Au moment de quitter l'ermitage, je ne pus me retenir de questionner encore :
– Père Nil, vous n'avez donc pas peur de celui qui vous cherche ?
Il réfléchit longuement avant de me répondre :
– Ce n'est pas un juif. Depuis la destruction du Temple, ils sont traversés par une profonde désespérance : la promesse était vaine, le Messie ne reviendra pas. Mais Dieu reste pour eux une réalité vivante. Tandis que les musulmans ne savent rien de Lui – sinon qu'il est unique, plus grand que tout, et qu'il les juge. La tendresse, la proximité du Dieu des prophètes d'Israël leur demeurent étrangères. Face à un Juge infini mais infiniment lointain, le désespoir juif s'est transformé, chez eux, en une angoisse insurmontable. Et certains ont toujours besoin de violence pour exorciser la peur d'un néant que Dieu ne remplit pas. C'est sans doute un musulman.

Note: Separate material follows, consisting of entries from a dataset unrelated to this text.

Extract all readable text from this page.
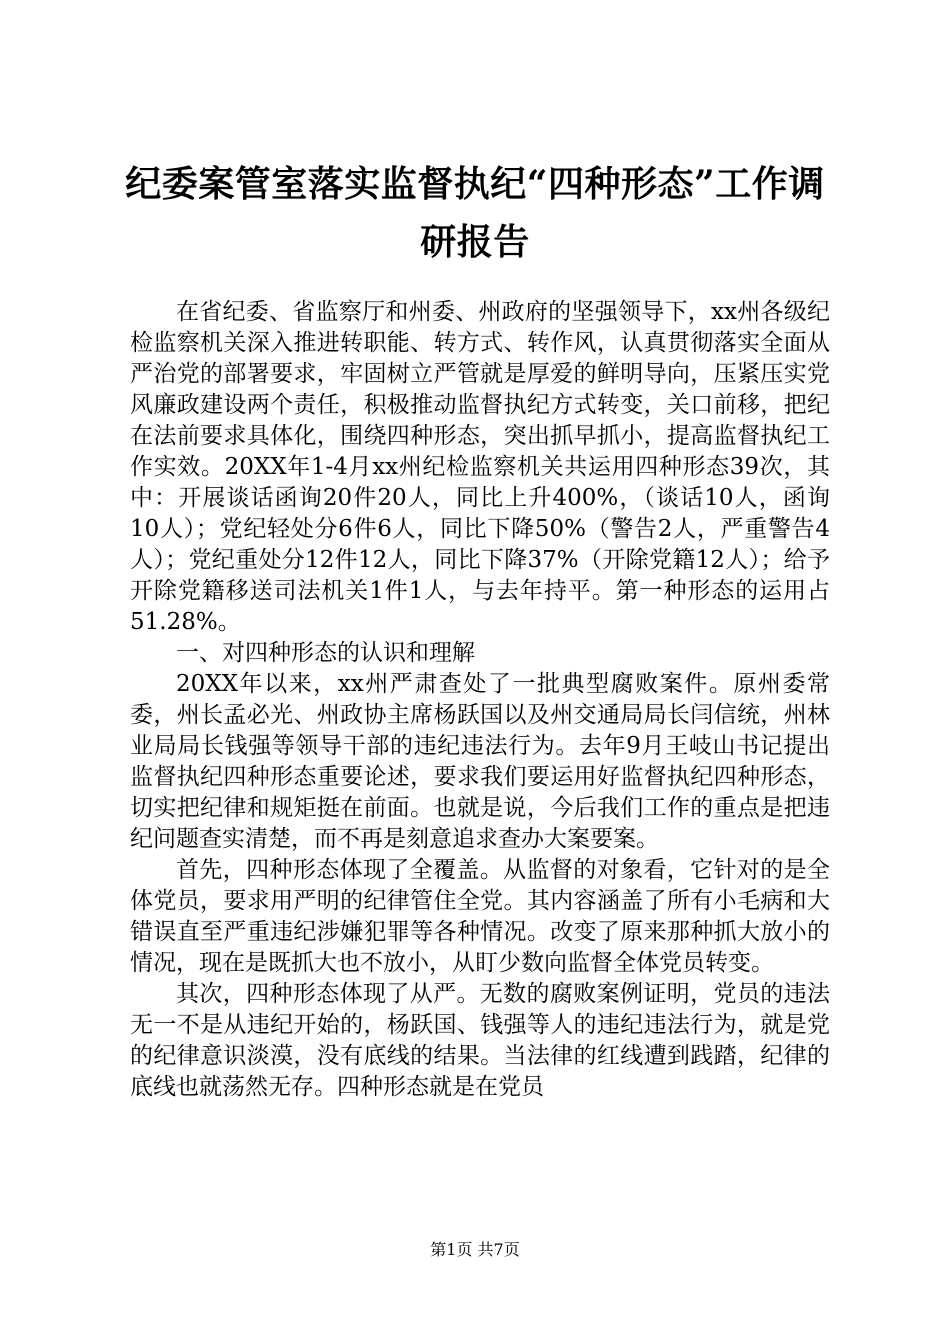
纪委案管室落实监督执纪“四种形态”工作调研报告

在省纪委、省监察厅和州委、州政府的坚强领导下，xx州各级纪检监察机关深入推进转职能、转方式、转作风，认真贯彻落实全面从严治党的部署要求，牢固树立严管就是厚爱的鲜明导向，压紧压实党风廉政建设两个责任，积极推动监督执纪方式转变，关口前移，把纪在法前要求具体化，围绕四种形态，突出抓早抓小，提高监督执纪工作实效。20XX年1-4月xx州纪检监察机关共运用四种形态39次，其中：开展谈话函询20件20人，同比上升400%，（谈话10人，函询10人）；党纪轻处分6件6人，同比下降50%（警告2人，严重警告4人）；党纪重处分12件12人，同比下降37%（开除党籍12人）；给予开除党籍移送司法机关1件1人，与去年持平。第一种形态的运用占51.28%。

一、对四种形态的认识和理解

20XX年以来，xx州严肃查处了一批典型腐败案件。原州委常委，州长孟必光、州政协主席杨跃国以及州交通局局长闫信统，州林业局局长钱强等领导干部的违纪违法行为。去年9月王岐山书记提出监督执纪四种形态重要论述，要求我们要运用好监督执纪四种形态，切实把纪律和规矩挺在前面。也就是说，今后我们工作的重点是把违纪问题查实清楚，而不再是刻意追求查办大案要案。

首先，四种形态体现了全覆盖。从监督的对象看，它针对的是全体党员，要求用严明的纪律管住全党。其内容涵盖了所有小毛病和大错误直至严重违纪涉嫌犯罪等各种情况。改变了原来那种抓大放小的情况，现在是既抓大也不放小，从盯少数向监督全体党员转变。

其次，四种形态体现了从严。无数的腐败案例证明，党员的违法无一不是从违纪开始的，杨跃国、钱强等人的违纪违法行为，就是党的纪律意识淡漠，没有底线的结果。当法律的红线遭到践踏，纪律的底线也就荡然无存。四种形态就是在党员

第1页 共7页
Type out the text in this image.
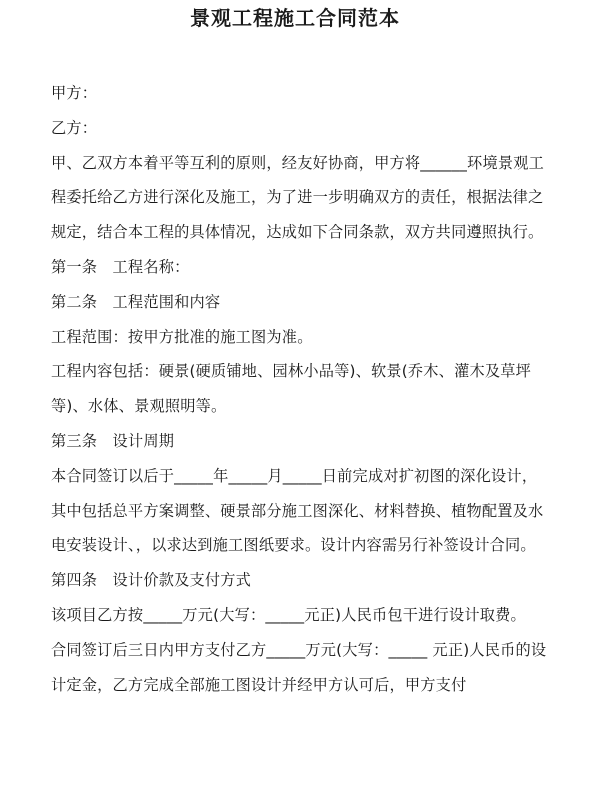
景观工程施工合同范本

甲方：

乙方：

甲、乙双方本着平等互利的原则，经友好协商，甲方将______环境景观工程委托给乙方进行深化及施工，为了进一步明确双方的责任，根据法律之规定，结合本工程的具体情况，达成如下合同条款，双方共同遵照执行。

第一条　工程名称：

第二条　工程范围和内容

工程范围：按甲方批准的施工图为准。

工程内容包括：硬景(硬质铺地、园林小品等)、软景(乔木、灌木及草坪等)、水体、景观照明等。

第三条　设计周期

本合同签订以后于_____年_____月_____日前完成对扩初图的深化设计，其中包括总平方案调整、硬景部分施工图深化、材料替换、植物配置及水电安装设计、，以求达到施工图纸要求。设计内容需另行补签设计合同。

第四条　设计价款及支付方式

该项目乙方按_____万元(大写：_____元正)人民币包干进行设计取费。

合同签订后三日内甲方支付乙方_____万元(大写：_____ 元正)人民币的设计定金，乙方完成全部施工图设计并经甲方认可后，甲方支付
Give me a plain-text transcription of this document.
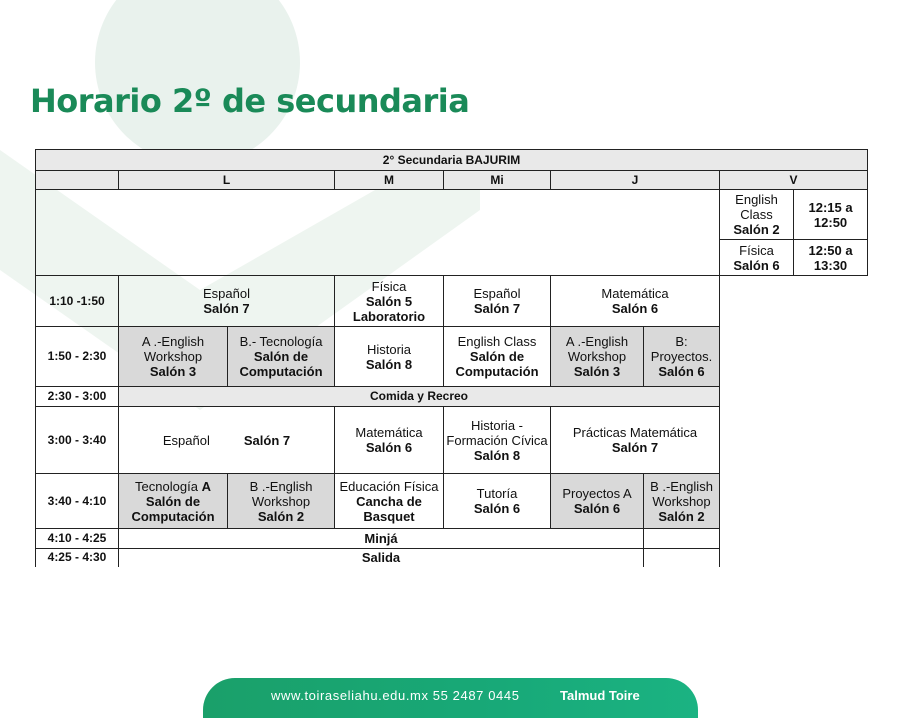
Horario 2º de secundaria
2° Secundaria BAJURIM								
	L		M	Mi	J		V	

							English Class
Salón 2	12:15 a 12:50

							Física
Salón 6	12:50 a 13:30

1:10 -1:50	Español
Salón 7		Física
Salón 5
Laboratorio	Español
Salón 7	Matemática
Salón 6			

1:50 - 2:30	A .-English Workshop
Salón 3	B.- Tecnología
Salón de Computación	Historia
Salón 8	English Class
Salón de Computación	A .-English Workshop
Salón 3	B: Proyectos.
Salón 6		

2:30 - 3:00	Comida y Recreo							
3:00 - 3:40	Español Salón 7		Matemática
Salón 6	Historia - Formación Cívica
Salón 8	Prácticas Matemática
Salón 7			

3:40 - 4:10	Tecnología A
Salón de Computación	B .-English Workshop
Salón 2	Educación Física
Cancha de Basquet	Tutoría
Salón 6	Proyectos A
Salón 6	B .-English Workshop
Salón 2		

4:10 - 4:25	Minjá							
4:25 - 4:30	Salida							
www.toiraseliahu.edu.mx 55 2487 0445	Talmud Toire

Avec un sourire, il ajouta :
– L'intimité avec le Dieu d'amour détruit à jamais la peur. Peut-être, en effet, est-il à mes trousses ? S'il veut m'entraîner dans son néant, il n'apaisera pas l'angoisse qui l'habite.
Il prit mes deux mains dans les siennes.
– Chercher à connaître la personne de Jésus, c'est devenir un autre treizième apôtre. La succession de cet homme est toujours ouverte. En ferez-vous partie ?
Depuis, dans ma Picardie de forêts, de terres grasses et d'hommes taciturnes, je ne cesse d'entendre ces dernières paroles de Nil.
Quand elles résonnent en moi, me viennent des nostalgies de désert.